Les déplacements scolaires en autocar : le droit ou la charité ?

C’est bien en termes de droits ou de charité que l’on peut analyser la politique du maire de Clamart, dans ce domaine comme dans tant d’autres.

Depuis plus de 10 ans, les directrices et directeurs d’école savaient chaque année de combien de demi journées de sorties en car ils pouvaient disposer par école et par an, grâce à une charte des transports scolaires. Ce droit était public et les écoles n’avaient aucune raison de se jalouser les unes les autres. Certaines équipes utilisaient la totalité de ce droit et d’autres non. Elles pouvaient planifier très à l’avance les sorties. Dans beaucoup de cas c’est nécessaire pour obtenir les meilleurs tarifs mais aussi, tout simplement, pour être certain qu’il reste suffisamment de places pour la visite envisagée.

Dans ce cadre « organisé », un changement vient d’avoir lieu.

La méthode de décompte des sorties a été modifiée. Les directeurs ne doivent plus compter en nombre de demi journées, mais en euros, avec un budget annuel qui représente en fait une diminution du nombre de sorties et avec une grille des tarifs du prestataire autocariste choisi, basée sur plusieurs critères. C’est un calcul beaucoup plus compliqué à effectuer car il y a de nombreux tarifs dépendant des horaires et des lieux des sorties. Ce n’est, bien entendu, pas une simple différence d’imputation budgétaire comme certains ont pu le dire. Non, c’est une diminution réelle des moyens municipaux attribués aux écoles, due à la poursuite de la diminution volontaire du nombre d’emplois à la mairie de Clamart, puisqu’il s’agit de remplacer des chauffeurs municipaux partis en retraite par des locations d’autocars privés.

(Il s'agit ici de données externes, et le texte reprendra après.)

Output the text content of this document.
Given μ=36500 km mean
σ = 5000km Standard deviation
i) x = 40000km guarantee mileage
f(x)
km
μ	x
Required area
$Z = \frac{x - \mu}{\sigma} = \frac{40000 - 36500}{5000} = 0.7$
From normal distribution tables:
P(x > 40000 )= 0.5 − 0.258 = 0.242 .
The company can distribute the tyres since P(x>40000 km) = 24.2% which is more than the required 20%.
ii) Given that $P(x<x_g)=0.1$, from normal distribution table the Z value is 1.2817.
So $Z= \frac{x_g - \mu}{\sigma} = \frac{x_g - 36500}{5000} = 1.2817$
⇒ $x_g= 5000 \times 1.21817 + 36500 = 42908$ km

Cette diminution de moyens est d’autant plus importante pour certaines écoles que le maire a décidé d’inclure dans le droit attribué aux écoles les sorties internes à la commune de Clamart (à l’exception des sorties à la piscine, cette activité étant obligatoire). Ceci signifie, par exemple, que les écoles du Haut-Clamart devront utiliser leur quota pour aller à Jean Arp, ce qui diminuera d’autant leurs possibilités de sorties à l’extérieur par rapport aux écoles plus proches de ce centre culturel. Lorsque cette question a été évoquée en conseil municipal, le maire a cru clouer le bec de ses opposants en demandant comment feraient les élèves de l’école Jules Ferry pour aller à la patinoire. En-dehors du fait que la patinoire n’est pas sur le territoire de Clamart, mais sur celui de Meudon, comment peut-on mettre sur le même plan une activité sportive, dont les bénéfices peuvent largement être remplacés par d’autres activités, et qui concerne de toute façon, dans ce cas précis, des élèves seulement pendant certaines périodes restreintes de leur scolarité, et des sorties culturelles, à nos yeux nécessaires tout au long de la vie, dans le seul lieu de Clamart capable de proposer une offre de cette qualité : Jean Arp ?

Lors de ce même conseil municipal, le maire a expliqué qu’il avait demandé des comptes à un enseignant qui se plaignait qu’il pourrait désormais faire moins de sorties : de combien de sorties les classes disposaient auparavant ? et combien elles en faisaient réellement ? Cet enseignant aurait été incapable de répondre à ces deux questions. Nous ne voyons pas bien en quoi cela remet en cause les problèmes que ces nouvelles modalités posent aux équipes enseignantes. C’est hélas une tactique dont le maire est coutumier et que nous trouvons particulièrement méprisante : ridiculiser quelqu’un sur un point de détail pour décrédibiliser tous ses arguments.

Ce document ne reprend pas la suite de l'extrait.